Sales Forecasting

Overview

In this section, we will perform sales forecasting using Exasol’s AI architecture. This means predicting sales on future dates based on the learning from our sales data. You can use your own dataset for this demo, or we have conveniently provided a dataset for you.

This demo will cover all the necessary concepts that are part of Exasol’s AI architecture. Please note that while this demo doesn’t showcase best practices for forecasting, it highlights how Exasol and its AI architecture can be used for forecasting within the database.

Prerequisites

  • Familiarity with Python.

  • Familiarity with the pandas DataFrame API.

  • Familiarity with Exasol.

  • Familiarity with SQL.

What You’ll Need

You’ll need to:

  • Set up AI-Lab (We recommend the Docker version because it comes with the Docker database. Alternatively, you can use Exasol SaaS).

  • Download and import the notebooks zip file from Setup.

What You’ll Learn

In this demo, you will learn how to:

  • Build a forecasting model: Train a sales forecasting model using XGBoost in JupyterLab.

  • Integrate with Exasol: Connect JupyterLab to Exasol and use it as both a data source and deployment target.

  • Deploy ML models inside the database: Upload a trained model into BucketFS.

  • Run predictions (UDFs) with SQL queries: Execute forecasts directly within Exasol using standard SQL, without moving data outside the database using User Defined Functions (UDFs).
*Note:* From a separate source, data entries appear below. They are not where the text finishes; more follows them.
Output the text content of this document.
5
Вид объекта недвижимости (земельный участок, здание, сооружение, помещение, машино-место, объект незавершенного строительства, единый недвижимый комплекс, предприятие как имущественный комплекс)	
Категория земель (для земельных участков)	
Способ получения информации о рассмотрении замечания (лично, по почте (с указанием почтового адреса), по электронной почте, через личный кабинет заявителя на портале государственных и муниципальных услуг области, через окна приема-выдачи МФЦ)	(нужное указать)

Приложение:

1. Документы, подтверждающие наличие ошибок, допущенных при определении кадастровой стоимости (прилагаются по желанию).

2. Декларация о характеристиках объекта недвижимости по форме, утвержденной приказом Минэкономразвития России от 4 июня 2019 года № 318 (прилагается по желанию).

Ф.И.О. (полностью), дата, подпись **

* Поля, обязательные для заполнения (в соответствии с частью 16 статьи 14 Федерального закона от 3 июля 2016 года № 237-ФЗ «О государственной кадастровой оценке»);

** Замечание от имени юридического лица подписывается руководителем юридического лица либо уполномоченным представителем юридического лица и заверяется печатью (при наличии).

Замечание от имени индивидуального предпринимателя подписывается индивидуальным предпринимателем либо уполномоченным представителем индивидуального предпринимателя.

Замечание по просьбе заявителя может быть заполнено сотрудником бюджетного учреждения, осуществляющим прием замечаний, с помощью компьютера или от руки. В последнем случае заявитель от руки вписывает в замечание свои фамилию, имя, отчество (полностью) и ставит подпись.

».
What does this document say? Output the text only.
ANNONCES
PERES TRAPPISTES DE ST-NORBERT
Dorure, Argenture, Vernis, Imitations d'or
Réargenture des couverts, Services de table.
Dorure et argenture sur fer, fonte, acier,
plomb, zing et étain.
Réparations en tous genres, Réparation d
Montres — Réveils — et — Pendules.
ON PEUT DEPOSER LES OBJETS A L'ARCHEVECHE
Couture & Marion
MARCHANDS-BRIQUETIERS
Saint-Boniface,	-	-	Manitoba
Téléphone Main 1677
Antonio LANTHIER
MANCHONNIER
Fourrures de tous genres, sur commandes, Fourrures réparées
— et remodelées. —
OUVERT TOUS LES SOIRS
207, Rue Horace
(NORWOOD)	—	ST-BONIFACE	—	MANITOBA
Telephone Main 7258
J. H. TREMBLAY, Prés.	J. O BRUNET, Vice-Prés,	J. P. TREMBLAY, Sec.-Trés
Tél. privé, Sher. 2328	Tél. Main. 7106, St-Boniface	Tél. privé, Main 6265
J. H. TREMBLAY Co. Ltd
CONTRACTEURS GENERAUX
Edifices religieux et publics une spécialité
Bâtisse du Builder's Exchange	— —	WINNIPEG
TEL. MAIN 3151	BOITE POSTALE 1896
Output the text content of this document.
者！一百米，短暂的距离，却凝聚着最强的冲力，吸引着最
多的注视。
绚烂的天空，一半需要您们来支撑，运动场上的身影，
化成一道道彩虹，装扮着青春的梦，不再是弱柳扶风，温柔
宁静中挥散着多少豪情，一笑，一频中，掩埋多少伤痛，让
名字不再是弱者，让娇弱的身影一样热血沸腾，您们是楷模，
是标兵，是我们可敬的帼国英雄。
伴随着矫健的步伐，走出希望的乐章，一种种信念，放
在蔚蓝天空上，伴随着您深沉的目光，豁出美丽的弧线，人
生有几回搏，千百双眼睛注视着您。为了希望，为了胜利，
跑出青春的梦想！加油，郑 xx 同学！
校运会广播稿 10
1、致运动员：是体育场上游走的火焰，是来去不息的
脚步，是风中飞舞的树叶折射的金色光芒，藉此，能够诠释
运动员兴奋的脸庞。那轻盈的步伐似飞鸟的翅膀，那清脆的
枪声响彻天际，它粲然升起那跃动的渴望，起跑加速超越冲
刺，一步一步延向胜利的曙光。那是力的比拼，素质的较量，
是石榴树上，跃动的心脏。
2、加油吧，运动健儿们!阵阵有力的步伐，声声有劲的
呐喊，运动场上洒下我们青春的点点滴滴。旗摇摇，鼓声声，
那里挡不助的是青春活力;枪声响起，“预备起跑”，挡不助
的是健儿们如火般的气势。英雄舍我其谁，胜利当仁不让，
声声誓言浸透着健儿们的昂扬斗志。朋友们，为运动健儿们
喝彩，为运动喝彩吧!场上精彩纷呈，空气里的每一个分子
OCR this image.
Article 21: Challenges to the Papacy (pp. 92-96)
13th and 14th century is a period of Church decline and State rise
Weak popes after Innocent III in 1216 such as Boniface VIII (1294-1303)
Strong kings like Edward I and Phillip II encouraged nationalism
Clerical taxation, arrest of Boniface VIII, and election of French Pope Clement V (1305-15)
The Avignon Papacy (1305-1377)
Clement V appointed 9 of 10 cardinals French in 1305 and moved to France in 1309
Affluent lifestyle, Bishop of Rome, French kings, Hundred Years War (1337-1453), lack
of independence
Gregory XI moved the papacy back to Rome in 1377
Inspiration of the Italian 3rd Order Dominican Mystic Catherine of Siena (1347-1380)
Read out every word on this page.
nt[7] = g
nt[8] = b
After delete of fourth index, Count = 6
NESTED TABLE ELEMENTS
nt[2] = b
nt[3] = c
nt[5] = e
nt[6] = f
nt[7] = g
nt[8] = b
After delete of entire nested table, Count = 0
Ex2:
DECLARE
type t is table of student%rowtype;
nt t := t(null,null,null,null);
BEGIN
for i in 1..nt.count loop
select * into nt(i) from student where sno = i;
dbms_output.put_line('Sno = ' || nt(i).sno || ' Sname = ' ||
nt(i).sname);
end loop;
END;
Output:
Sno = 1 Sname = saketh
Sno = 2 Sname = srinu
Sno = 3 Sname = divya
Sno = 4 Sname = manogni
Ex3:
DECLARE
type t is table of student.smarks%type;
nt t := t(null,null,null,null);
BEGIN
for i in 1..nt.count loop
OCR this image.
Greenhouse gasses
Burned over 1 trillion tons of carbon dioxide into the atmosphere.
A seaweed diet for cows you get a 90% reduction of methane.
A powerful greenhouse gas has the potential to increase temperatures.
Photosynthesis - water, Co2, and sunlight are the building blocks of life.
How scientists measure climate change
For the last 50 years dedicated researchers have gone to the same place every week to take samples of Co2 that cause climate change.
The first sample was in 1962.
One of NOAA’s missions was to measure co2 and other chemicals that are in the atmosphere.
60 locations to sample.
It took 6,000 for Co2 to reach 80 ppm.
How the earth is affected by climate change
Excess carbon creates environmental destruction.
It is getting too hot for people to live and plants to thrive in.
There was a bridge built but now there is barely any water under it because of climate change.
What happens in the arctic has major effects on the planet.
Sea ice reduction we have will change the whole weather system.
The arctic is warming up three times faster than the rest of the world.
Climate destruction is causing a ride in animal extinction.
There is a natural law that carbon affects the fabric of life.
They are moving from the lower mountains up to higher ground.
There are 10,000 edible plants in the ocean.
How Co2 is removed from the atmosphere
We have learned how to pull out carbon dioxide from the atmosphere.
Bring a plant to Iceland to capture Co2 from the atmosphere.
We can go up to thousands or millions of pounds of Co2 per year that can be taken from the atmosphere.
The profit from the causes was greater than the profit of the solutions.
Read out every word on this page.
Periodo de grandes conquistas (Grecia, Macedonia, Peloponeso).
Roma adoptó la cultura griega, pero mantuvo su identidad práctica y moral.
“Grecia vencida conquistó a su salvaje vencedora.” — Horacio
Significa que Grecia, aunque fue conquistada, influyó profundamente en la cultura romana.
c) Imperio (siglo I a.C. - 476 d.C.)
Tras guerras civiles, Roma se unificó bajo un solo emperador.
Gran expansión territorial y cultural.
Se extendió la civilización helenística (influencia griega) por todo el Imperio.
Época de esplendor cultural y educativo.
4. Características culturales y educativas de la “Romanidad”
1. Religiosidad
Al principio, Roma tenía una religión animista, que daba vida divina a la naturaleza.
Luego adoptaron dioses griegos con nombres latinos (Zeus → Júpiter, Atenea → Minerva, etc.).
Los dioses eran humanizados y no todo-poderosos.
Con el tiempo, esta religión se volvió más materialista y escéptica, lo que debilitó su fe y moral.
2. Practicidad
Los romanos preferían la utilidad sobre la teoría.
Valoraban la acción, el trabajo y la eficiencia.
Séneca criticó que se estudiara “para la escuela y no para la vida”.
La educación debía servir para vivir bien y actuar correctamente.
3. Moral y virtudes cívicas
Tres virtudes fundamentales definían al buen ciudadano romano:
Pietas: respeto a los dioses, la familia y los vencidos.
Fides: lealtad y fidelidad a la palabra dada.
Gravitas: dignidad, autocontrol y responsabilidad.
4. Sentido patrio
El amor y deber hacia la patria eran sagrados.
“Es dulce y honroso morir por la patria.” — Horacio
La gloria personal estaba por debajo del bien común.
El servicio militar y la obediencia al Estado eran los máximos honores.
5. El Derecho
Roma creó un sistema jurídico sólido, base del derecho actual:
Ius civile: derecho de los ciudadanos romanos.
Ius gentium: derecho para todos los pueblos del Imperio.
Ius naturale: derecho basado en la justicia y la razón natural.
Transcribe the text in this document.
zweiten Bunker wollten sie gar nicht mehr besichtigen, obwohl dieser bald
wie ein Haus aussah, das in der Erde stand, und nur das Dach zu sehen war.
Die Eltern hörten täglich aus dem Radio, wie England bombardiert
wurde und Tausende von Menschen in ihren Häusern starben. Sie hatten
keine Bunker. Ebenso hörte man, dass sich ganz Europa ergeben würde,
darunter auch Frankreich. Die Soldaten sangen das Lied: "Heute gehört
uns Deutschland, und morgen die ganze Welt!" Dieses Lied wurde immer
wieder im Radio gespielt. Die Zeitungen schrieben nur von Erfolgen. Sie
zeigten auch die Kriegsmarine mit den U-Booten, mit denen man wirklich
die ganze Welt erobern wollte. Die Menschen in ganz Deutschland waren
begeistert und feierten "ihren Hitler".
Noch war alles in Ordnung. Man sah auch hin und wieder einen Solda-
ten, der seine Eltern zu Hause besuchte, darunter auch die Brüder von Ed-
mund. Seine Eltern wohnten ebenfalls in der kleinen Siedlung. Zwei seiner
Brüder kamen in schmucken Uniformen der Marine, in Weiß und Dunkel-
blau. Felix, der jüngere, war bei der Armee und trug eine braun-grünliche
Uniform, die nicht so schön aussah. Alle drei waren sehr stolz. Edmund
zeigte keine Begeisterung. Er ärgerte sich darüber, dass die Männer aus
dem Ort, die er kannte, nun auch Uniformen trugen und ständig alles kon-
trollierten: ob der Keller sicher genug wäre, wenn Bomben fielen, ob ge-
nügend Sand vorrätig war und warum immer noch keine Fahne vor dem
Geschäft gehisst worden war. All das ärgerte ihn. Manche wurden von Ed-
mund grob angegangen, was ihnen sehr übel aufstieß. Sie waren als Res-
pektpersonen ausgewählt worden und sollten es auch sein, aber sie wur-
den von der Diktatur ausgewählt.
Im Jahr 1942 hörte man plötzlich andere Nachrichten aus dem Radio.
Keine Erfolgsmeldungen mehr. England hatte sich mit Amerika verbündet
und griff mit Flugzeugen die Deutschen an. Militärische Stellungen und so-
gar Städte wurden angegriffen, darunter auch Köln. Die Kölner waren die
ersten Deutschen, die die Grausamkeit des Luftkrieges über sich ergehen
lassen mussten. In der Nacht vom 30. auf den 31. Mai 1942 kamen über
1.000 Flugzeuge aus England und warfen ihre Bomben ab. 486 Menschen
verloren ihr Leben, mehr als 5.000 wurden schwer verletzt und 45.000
  • Leverage Exasol’s AI architecture: Understand how Exasol enables in-database machine learning workflows for speed, scalability, and simplicity.

What You’ll Build

In this demo, you will build a complete in-database machine learning workflow for sales forecasting:

  • A sales forecasting model trained with XGBoost in JupyterLab.

  • A deployment pipeline to upload the trained model into BucketFS.

  • A User Defined Functions (UDFs) inside Exasol that encapsulates the model logic.

  • A way to run predictions directly in the database using SQL queries.

  • An end-to-end example of Exasol’s AI architecture in action — from model saving to in-database predictions.